LO QUE ME ENSEÑO RIOS.

 

París entre 1974 y 1977 fue donde conocí a Ríos. En el XV. Vivía con Paquita González una mujer elegante, guapa, tendrian entonces ellos sobre los sesenta. Yo era un chaval de veintipocos que acababa de llegar a París, militante revolucionario, fe absoluta e ideas claras y precisas, dispuesto a cambiar mi tierra, Euskalherria, y el resto de pueblos del mundo. Paquita era la portera en el 2 del Passage d’Antzig. Un patio precioso que cuidaba con cariño y una acogida fraterna.

Ríos había pasado en la cárcel mas de veinte años. Era militante socialista. Nosotros discutíamos mucho con el, le transmitíamos nuestra visión de la historia, de la traición de su partido, de su estrategia equivocada. Viéndolo ahora puedo pensar en lo que hablarían Paquita y Ríos a la noche sobre nosotros, Sobre esos jóvenes descarados que poníamos en duda sus luchas, sus convicciones, su capacidad revolucionaria. Pero eran buenas personas, solidarias, y ademas heterodoxas.

Ríos discutía mucho con nosotros. Nos aconsejaba, nos contaba su experiencia y algo de ello debió de grabarse en mi cabeza, porque viendo las cosas que pasan ahora, viendo como seguimos cometiendo los mismos errores que cometimos hace 40 años, 60 u 80, empiezo a entenderle a Ríos.

Cuando nos criticaba nuestra militancia solia decirnos “habéis escogido el mas ingrato de los caminos, el que sembrado esta de clavelos, hoy clavelones, habiendo tan bella senda de rosa, que le vamos a hacer, queréis tropezar siempre con la iglesia y en minúsculas partidas. Preferís Blanqui al Quijote, los fantasmas a los molinos de viento, la espada a la pluma.

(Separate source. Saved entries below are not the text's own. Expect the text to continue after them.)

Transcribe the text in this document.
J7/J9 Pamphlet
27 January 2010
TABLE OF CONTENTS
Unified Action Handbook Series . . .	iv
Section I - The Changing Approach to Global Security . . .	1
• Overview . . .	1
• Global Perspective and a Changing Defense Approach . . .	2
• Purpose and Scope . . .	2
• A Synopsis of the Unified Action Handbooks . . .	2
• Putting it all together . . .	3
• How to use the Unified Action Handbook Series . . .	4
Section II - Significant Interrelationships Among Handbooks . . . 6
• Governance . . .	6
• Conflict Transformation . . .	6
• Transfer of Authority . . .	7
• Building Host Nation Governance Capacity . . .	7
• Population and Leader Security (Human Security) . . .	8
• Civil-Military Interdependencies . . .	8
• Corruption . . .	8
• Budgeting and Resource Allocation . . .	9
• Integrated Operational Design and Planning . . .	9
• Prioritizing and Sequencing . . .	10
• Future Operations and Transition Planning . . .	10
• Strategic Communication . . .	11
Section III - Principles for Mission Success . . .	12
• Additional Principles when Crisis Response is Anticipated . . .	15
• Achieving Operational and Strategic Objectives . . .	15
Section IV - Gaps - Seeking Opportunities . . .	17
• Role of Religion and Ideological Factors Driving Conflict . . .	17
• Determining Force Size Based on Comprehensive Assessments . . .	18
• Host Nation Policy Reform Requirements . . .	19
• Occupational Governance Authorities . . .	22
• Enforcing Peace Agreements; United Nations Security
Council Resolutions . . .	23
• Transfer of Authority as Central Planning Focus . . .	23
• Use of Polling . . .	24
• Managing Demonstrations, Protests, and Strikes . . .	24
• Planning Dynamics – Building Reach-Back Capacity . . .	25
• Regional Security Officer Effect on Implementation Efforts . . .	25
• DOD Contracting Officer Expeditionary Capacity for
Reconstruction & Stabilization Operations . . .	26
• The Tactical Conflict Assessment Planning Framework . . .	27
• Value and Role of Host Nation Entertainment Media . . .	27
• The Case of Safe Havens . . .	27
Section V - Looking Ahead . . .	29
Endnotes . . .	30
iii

Si alguna vez la espada, la fuerza, se puso al servicio de la libertad fue para degollarla después del triunfo”

Hay que tener en cuenta que en aquella época uno creía en varias cosas que a a su vez formaban parte de mi absoluta verdad: el partido dirigente, el papel del intelectual orgánico, la necesidad de la violencia revolucionaria para transformar la sociedad, en definitiva eramos la vanguardia. Incapaces de ver las tareas comunes con quienes también se consideraban vanguardia, celosos de nuestra razón y verdad, todo esto hacía posible que nos escindiésemos para crear una vez mas la organización unitaria…

Ríos nos regañaba intelectualmente, combatía nuestro dogmatismo con la oferta de su amistad y solidaridad, con su militancia pacifista y su idea de que la transformación solo era posible si la mayoría se convencía de ello y lo ponía en marcha. Era un hombre culto, producto de su época, de sus muchísimos años de cárcel. Jamas es hoy, nos decía, ayer, mañana es un hoy continuado a condición de que se luche. Se debe caminar con el Quijote, rodeado de grandes masas que Blanqui rechaza. Hay que sacrificar tiempo a cambio de espacios para cultivar rosas y claveles. Unidos abren camino de hegemonía en la base. Entonces el pueblo convertirá el clavel en una fragua espartaqueña y la rosa en un yunque Jupetiriano y así adelante pueblo de dioses ¡ JAMAS ES HOY¡

Que razón tenias Ríos. Han tenido que pasar años para entenderte. Allá donde esteis Paquita y tu recibir un fuerte abrazo revolucionario, solidario.